Agência FAPESP – Então o produto será comercializado no exterior?

Raw – Estamos discutindo a possibilidade de atender outros países. O problema é que há uma venda comercial que não resolve nada, porque o surfactante fica restrito aos ricos. O produto tem que chegar aos países em que há mais necessidade. Há também alguns problemas de ordem religiosa. O surfactante é feito de pulmão de porco, e os países muçulmanos não consomem nada de origem porcina. Na Índia é o contrário, eles querem surfactante de porco, pois não consomem produtos bovinos. Tudo isso vai ser resolvido em seu tempo.

Agência FAPESP – Como é feita a aplicação do surfactante?

Raw – O surfactante é colocado em um tubo de plástico fino dentro da traquéia do bebê. O efeito é quase instantâneo. Em pouco tempo ele se recupera, retira-se o tubo e acabou. A síndrome do desconforto pulmonar ocorre freqüentemente com bebês que nascem com baixo peso. Para orientar os profissionais, em vez de fazer uma bula ortodoxa, de papel, estamos preparando um CD que demonstra como se faz a aplicação de surfactante.
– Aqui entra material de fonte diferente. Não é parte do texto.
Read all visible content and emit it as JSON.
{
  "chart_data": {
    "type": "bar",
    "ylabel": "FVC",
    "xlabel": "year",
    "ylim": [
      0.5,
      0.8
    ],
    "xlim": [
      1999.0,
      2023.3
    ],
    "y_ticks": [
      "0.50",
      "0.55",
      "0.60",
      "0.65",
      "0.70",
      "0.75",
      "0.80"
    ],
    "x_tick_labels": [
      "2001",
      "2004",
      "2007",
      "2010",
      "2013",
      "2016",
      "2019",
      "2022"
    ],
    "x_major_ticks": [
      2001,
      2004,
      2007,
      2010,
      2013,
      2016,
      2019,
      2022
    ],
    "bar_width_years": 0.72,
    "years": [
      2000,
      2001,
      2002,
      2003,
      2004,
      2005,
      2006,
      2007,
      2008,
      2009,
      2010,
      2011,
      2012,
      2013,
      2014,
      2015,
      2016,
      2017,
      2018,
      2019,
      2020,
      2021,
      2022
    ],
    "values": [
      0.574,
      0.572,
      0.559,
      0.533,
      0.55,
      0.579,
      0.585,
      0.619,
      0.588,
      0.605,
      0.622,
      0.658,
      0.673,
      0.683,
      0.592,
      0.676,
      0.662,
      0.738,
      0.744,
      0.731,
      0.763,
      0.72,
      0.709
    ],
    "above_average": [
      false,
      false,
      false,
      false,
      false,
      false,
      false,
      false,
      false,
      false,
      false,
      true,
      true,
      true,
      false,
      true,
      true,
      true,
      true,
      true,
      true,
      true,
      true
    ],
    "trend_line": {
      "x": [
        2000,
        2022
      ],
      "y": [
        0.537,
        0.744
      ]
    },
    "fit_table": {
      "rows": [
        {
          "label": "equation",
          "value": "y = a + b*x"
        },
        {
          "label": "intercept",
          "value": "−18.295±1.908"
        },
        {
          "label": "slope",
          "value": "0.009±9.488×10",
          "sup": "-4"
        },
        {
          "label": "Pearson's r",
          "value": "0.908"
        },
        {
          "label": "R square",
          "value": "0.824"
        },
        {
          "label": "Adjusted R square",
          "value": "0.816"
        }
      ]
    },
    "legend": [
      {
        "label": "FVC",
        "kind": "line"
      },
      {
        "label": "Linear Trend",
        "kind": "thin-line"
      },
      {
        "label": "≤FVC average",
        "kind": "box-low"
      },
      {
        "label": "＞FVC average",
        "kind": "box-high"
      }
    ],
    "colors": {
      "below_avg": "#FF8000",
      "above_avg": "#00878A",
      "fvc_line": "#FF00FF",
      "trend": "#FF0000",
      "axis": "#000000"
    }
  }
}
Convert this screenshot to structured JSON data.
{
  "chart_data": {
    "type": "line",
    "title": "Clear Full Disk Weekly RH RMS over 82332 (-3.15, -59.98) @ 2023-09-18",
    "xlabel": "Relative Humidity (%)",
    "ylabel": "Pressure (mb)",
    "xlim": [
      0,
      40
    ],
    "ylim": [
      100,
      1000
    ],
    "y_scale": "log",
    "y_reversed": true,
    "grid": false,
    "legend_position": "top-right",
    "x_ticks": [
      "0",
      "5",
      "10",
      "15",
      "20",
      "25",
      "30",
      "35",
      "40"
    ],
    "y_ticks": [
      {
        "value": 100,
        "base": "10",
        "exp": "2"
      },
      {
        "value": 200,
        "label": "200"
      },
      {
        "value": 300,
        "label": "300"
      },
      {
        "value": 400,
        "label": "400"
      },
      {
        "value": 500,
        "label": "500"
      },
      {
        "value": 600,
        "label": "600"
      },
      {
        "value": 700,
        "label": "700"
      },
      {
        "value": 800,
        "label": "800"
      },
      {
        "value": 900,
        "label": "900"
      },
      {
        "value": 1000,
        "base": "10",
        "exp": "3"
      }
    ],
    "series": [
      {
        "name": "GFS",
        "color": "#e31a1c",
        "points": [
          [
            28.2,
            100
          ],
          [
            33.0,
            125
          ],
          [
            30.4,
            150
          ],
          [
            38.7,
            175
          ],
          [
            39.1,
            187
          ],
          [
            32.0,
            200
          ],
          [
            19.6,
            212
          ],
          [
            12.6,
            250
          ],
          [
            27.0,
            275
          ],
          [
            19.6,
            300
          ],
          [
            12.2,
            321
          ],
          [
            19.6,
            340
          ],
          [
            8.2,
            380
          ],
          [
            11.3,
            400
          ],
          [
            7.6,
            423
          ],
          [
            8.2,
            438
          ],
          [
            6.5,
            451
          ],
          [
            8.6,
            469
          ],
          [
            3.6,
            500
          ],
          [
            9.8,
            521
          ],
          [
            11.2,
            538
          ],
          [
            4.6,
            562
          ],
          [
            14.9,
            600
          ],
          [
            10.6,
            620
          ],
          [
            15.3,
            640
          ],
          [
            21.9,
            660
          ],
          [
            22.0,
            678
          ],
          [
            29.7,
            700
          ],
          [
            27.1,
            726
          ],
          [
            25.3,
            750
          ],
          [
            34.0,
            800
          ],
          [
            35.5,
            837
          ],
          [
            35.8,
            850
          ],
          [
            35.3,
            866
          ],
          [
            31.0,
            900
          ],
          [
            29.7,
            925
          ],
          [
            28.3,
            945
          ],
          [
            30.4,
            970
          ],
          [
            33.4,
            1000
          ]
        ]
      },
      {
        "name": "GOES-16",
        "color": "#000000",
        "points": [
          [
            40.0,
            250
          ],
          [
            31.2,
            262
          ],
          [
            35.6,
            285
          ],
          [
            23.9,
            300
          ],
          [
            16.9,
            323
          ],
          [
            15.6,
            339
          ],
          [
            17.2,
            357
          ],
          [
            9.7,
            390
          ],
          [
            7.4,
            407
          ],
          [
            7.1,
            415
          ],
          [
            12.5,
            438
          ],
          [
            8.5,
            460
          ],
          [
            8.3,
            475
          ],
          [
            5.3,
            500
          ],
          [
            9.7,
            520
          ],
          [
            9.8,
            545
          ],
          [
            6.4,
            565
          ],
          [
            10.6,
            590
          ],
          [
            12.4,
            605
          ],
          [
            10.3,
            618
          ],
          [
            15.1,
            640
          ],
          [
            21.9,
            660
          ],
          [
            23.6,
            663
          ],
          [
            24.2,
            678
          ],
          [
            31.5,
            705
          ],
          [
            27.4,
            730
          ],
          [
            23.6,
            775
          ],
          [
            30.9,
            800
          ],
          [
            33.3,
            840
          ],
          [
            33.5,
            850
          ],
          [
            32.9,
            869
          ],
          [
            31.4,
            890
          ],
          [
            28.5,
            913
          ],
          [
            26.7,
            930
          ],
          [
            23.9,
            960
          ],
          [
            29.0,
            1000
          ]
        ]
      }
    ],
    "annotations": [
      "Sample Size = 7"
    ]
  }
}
Agência FAPESP – As 100 mil doses por ano suprem toda a demanda?

Raw – Sim, elas garantem o atendimento de mais ou menos 50 mil crianças por ano. Mas, gradualmente, a demanda vai cair. Raramente se usa duas doses, geralmente uma é suficiente. Dependendo do tamanho da maternidade, ela receberá umas dez doses e eventualmente haverá um processo de reposição, para nunca faltar. É importante lembrar que o surfactante resolve um problema que sempre vai existir. Não é uma doença que pode ser erradicada.

Agência FAPESP – Os pulmões dos animais são trazidos pela Sadia para a fábrica?

Raw – O Butantan traz os pulmões. Compramos um caminhão frigorífico que vai para o matadouro em Uberlândia (MG), traz os pulmões e eles são lavados para tirar o surfactante. O pulmão não tem valor nutritivo e não é usado pela indústria de alimentos. Doamos os restos para uma firma que produz sabão.

Agência FAPESP – A fábrica produzirá exclusivamente o surfactante?

Raw – Há mais dois projetos relacionados. Um consiste em fazer uma formulação de surfactante para pacientes com pneumonia. Como o surfactante é proporcional ao tamanho da pessoa, é impossível pagar essa conta, a não ser que seja muito barato. O outro é o desenvolvimento, a partir das sobras do surfactante, da aprotinina, usada para controlar hemorragia durante a substituição de uma ponte de safena no coração. Essas proteínas normalmente seriam descartadas.